Reforms to improve forest management and how firefighting is funded are among the provisions important to Montana included in the $1.3 trillion omnibus spending bill making its way through Congress, according to Montana lawmakers.
A bill protecting public land north of Yellowstone National Park from mining, however, did not make it into the omnibus bill, prompting one of the state’s senators to criticize the other for its failure to be included.
U.S. Sen. Steve Daines, R-Mont., told reporters via telephone Wednesday that he was able to secure forest management and wildfire funding reforms in the bill.
One provision reduces red tape and streamlines projects that reduce hazardous fuels in the forest, making them prone to wildfires, Daines said.
For example, it expands the use of “categorical exclusion” for hazardous fuels reduction projects up to 3,000 acres. That means less National Environmental Policy Act paperwork for those projects, Daines said.
That provision is particularly important in light of the severe 2017 fire season when 1.3 million acres burned in Montana and the firefighting bill was $400 million, with $62 million the state’s responsibility, Daines said.
Daines also said the bill contains language that reverses the Cottonwood decision.
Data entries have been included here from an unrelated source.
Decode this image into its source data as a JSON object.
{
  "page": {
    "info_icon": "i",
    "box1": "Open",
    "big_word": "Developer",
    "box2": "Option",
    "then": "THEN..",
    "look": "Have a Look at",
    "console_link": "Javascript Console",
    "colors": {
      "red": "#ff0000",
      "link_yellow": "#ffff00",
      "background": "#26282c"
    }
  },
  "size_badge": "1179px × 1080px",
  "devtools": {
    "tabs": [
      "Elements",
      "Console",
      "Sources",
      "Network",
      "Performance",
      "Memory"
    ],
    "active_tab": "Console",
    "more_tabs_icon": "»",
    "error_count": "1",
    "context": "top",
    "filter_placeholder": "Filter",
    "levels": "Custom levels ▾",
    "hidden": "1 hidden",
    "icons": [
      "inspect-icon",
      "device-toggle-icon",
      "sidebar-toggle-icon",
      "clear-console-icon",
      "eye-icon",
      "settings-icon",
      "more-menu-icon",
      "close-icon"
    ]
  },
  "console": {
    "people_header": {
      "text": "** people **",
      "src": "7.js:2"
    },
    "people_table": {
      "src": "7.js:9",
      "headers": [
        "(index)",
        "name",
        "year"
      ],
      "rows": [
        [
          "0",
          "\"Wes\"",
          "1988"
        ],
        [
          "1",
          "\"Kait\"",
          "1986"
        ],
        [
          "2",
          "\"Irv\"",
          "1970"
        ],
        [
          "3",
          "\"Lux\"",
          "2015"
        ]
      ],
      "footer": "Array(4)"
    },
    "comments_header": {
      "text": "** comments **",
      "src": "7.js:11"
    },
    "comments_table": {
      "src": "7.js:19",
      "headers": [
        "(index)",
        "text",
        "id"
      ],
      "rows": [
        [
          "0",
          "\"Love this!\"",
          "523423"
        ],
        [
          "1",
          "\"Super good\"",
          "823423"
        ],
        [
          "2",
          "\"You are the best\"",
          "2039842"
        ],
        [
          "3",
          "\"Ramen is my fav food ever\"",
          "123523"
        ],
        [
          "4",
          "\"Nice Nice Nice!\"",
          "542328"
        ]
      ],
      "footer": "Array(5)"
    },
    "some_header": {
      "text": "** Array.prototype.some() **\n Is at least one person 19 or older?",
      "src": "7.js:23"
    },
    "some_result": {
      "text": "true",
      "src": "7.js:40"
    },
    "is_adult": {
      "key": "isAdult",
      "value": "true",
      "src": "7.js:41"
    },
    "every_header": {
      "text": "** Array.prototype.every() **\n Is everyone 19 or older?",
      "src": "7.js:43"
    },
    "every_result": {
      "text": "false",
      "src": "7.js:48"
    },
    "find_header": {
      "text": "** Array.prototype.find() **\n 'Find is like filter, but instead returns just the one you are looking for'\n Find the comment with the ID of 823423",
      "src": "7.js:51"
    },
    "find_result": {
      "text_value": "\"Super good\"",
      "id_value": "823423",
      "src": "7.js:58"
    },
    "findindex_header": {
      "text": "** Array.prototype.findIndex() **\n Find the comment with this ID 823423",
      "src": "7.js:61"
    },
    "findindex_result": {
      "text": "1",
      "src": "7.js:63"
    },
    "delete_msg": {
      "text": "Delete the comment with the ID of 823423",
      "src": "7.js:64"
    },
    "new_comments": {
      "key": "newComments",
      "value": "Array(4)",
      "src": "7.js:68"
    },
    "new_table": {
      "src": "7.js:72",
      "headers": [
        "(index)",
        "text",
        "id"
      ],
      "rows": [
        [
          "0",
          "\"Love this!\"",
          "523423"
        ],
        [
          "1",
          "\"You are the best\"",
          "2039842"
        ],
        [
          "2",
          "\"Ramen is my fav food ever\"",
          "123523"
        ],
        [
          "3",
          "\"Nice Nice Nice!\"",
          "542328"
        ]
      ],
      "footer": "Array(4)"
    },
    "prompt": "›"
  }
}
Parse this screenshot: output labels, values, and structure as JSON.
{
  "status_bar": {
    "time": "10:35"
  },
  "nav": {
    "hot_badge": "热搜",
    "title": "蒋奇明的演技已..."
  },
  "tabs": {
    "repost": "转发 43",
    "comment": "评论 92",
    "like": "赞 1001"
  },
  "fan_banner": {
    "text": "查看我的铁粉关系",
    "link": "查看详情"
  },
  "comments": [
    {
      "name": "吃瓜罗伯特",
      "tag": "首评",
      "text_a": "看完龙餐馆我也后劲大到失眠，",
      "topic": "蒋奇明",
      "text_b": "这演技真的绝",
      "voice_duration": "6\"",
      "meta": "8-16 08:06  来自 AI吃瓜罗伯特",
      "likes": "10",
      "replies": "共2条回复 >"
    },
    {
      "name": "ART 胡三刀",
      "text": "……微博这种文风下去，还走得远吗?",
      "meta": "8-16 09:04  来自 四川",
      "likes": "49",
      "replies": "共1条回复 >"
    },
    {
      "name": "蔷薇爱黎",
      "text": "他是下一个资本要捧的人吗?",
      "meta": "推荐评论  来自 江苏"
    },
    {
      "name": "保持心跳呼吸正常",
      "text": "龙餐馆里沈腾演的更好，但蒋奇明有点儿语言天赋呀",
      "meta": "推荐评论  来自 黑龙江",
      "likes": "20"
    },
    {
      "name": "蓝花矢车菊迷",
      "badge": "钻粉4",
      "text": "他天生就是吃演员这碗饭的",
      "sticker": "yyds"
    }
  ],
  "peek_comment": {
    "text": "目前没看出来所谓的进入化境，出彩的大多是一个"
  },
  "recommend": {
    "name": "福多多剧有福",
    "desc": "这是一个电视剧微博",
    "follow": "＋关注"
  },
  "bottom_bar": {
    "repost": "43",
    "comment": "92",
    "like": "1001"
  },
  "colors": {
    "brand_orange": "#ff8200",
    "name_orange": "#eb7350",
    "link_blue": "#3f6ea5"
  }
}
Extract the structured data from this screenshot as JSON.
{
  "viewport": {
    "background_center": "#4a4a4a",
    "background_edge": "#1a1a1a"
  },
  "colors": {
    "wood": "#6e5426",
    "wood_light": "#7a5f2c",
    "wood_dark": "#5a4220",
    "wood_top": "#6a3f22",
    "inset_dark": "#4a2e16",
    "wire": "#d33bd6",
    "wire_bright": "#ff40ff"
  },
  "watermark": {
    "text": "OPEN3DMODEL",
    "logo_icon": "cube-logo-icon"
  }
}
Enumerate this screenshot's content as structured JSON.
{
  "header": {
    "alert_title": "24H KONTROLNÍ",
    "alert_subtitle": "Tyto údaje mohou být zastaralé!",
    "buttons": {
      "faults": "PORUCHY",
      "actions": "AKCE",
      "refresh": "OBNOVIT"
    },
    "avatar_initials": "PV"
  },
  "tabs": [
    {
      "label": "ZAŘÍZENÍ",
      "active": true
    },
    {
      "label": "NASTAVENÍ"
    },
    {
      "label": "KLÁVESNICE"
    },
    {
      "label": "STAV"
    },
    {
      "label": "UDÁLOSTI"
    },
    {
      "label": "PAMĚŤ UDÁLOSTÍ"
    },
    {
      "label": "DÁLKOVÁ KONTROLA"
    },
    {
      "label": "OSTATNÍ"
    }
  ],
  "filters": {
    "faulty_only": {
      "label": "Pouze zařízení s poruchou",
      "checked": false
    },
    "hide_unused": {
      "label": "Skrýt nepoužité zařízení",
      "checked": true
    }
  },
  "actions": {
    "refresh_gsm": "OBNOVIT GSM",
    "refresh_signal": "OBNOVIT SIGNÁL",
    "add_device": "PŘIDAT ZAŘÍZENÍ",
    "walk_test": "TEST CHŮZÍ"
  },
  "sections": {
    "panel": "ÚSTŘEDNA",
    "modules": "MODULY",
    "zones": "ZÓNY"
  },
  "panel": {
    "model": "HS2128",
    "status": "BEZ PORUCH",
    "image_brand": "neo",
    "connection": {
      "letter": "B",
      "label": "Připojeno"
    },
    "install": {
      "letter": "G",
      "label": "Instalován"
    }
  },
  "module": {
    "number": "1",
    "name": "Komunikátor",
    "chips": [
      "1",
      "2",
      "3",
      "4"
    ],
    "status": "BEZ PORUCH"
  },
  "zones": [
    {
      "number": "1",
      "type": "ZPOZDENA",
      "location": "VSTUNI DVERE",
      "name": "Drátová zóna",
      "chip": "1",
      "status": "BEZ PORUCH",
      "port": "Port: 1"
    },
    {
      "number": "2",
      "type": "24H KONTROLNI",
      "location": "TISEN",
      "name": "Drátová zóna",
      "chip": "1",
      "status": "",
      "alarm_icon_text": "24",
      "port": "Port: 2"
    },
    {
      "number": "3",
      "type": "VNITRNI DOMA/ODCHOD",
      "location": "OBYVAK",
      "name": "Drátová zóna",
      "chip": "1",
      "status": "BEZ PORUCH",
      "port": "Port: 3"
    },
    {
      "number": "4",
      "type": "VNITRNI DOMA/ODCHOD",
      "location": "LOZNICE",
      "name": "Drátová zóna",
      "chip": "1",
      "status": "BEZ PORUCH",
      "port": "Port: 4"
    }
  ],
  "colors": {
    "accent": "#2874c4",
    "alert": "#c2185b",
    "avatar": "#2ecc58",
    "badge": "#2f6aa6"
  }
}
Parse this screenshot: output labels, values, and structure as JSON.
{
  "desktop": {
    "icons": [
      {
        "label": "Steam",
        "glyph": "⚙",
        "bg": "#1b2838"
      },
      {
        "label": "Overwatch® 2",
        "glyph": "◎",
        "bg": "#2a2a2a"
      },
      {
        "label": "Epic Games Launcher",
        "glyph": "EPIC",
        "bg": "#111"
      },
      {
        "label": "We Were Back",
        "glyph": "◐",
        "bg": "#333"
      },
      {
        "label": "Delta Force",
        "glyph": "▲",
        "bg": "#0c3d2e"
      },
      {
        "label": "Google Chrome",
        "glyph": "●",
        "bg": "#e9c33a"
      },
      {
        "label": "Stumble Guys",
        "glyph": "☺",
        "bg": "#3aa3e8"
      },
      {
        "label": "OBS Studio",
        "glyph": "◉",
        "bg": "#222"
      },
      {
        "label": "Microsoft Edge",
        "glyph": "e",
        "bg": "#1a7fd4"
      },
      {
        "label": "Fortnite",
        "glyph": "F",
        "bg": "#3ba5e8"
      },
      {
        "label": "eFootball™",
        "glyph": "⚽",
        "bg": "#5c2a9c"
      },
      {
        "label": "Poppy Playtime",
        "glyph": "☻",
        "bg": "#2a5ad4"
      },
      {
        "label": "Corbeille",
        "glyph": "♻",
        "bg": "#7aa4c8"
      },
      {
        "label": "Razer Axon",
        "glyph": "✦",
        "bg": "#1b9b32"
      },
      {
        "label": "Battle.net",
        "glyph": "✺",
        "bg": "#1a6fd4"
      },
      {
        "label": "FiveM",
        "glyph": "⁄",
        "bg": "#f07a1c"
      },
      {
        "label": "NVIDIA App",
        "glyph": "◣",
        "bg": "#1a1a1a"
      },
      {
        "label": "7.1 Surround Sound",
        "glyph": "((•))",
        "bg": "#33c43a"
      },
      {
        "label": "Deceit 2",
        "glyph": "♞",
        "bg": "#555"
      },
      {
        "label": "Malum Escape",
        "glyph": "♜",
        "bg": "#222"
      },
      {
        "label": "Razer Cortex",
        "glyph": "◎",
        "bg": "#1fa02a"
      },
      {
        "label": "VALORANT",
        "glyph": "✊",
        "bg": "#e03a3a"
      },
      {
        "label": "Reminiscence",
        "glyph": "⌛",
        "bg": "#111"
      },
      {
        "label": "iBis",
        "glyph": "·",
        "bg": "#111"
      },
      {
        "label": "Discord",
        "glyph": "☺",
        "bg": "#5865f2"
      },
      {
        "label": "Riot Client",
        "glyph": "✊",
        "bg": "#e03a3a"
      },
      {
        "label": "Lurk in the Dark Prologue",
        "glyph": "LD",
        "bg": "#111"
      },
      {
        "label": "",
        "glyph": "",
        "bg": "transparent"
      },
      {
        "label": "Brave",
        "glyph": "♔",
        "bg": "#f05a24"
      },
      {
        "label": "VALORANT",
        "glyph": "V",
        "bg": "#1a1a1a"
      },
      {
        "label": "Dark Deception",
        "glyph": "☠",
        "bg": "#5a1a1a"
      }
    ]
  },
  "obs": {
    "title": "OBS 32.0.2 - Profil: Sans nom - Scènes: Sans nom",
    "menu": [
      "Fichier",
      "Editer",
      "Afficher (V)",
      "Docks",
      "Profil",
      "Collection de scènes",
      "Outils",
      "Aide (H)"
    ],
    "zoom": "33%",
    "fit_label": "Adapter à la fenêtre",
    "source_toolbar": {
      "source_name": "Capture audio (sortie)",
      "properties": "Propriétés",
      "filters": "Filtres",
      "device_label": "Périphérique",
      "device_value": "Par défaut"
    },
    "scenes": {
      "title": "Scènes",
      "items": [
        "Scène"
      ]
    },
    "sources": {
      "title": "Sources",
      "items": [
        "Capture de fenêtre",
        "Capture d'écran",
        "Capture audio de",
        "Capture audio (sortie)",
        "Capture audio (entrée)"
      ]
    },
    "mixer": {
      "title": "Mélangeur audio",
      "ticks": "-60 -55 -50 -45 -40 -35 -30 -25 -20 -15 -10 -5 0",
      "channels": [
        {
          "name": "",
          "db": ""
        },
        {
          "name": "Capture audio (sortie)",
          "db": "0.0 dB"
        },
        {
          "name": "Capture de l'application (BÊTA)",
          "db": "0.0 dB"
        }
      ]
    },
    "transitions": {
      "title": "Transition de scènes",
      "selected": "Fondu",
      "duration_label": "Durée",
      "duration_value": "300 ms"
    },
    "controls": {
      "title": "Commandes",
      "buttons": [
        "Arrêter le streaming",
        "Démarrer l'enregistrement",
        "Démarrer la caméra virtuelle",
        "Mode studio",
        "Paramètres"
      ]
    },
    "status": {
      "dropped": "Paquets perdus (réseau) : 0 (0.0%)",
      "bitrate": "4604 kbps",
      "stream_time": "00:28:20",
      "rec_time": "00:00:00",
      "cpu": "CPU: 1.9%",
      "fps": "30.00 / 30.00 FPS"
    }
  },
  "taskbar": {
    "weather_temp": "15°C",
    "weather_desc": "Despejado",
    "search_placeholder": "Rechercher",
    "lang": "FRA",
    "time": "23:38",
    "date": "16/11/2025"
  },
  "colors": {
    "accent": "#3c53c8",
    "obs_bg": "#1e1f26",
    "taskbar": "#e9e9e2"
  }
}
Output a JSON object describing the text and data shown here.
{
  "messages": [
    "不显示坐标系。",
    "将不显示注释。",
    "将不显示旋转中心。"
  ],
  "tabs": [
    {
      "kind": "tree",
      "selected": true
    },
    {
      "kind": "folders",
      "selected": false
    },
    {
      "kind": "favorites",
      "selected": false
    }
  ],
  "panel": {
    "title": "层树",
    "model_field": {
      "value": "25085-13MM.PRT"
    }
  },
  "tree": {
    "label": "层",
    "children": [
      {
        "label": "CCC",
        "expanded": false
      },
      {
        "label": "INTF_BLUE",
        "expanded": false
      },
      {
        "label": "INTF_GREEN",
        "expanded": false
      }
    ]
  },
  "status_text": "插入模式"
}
In 2015, the 9th U.S. Circuit Court of Appeals ruled in Cottonwood that the U.S. Forest Service needed to reinitiate consultation with U.S. Fish and Wildlife Service following the 2009 designation of critical habitat for the Canada lynx.
As a result of this ruling, courts stopped projects during the consultation process throughout the 18 national forests inhabited by lynx, said Daines, adding it was devastating to the timber industry in Montana.
“By passing this bill, it reverses this decision,” Daines said Wednesday.
Increasing the use of categorical exclusion projects to reduce fuels in addition to the partial overturning of the Cottonwood ruling would result in less frivolous litigation over forest projects, said U.S. Rep. Greg Gianforte, R-Mont.
A categorical exclusion allows some projects to be completed with less rigorous environmental review.
Another provision included in the bill will specifically streamline projects that reduce vegetation around infrastructure such as power lines to protect them and the electricity grid from fires, Daines said.
“This gives us more latitude for fuels reduction projects,” Daines said.
And fourth, an agreement has been reached that will change the way wildfires are funded, he said.
In the future, funding for wildfire firefighting will come from a separate account, based on language in the bill.
As a result, Daines said, the Forest Service will be able to keep more of its funding for forest projects and management rather than spending those funds on fires.
“There are more dollars now for the Forest Service to fight fires,” he said.
Daines called inclusion of the provisions in the omnibus bill a significant win for forest management and fire funding.
It’s been a five-year battle, he said.
In the past, proposed reforms have only gotten to the five-yard line, said Daines.
“It looks like this time we’re going to put it in the end zone,” Daines said.
The bill will be making its way through Congress in the next day or two, Daines said.
The omnibus bill will provide $25 million in retroactive Secure Rural Schools funding to Montana schools and counties that wasn’t paid the past two years, he said. SRS provides funding to rural counties and schools near national forests.
The proposed changes in fire funding and management are steps in the right direction but don’t go far enough, Gianforte said. He said he would seek additional reforms in the House.
Gianforte sponsored the Resilient Forest Federal Forests Act of 2017 that passed the House but not the Senate. The bill addresses the growing threat of catastrophic fires, he said.
A bill that would withdraw 30,000 acres in the Custer Gallatin National Forest north of Yellowstone National Park from mineral leasing is not included in the omnibus bill, said Sen. Jon Tester, D-Mont.
Tester wrote a letter to Sen. Thad Cochran, R-Miss., chairman of the Senate Appropriations Committee, and Sen. Patrick Leahy, D-Vt., vice chairman of the committee, requesting that they include the Yellowstone Gateway Protection Act in the omnibus appropriations package.
“I will tell you I played hard to get it in,” Tester said.
Both Tester and Gianforte introduced legislation to protect the area from mining. Daines was not a co-sponsor of the legislation.
Had Daines “been on this bill, we would have got it done,” Tester said of inclusion of the Gateway bill in the omnibus legislation.
“This is actually a no-brainer and I can’t believe we don’t have everyone on board fighting like hell for it, and if we would have we would have got it done,” Tester said.
Daines disagreed with Tester that he was to blame for the Gateway bill not being included in the omnibus bill.
“It’s unfortunate it didn’t happen this time,” Daines said of the Gateway bill. “It doesn’t mean you give up.”
Tester said he won’t.
“We’re going to get this damn thing done,” Tester said. “I guarantee it.”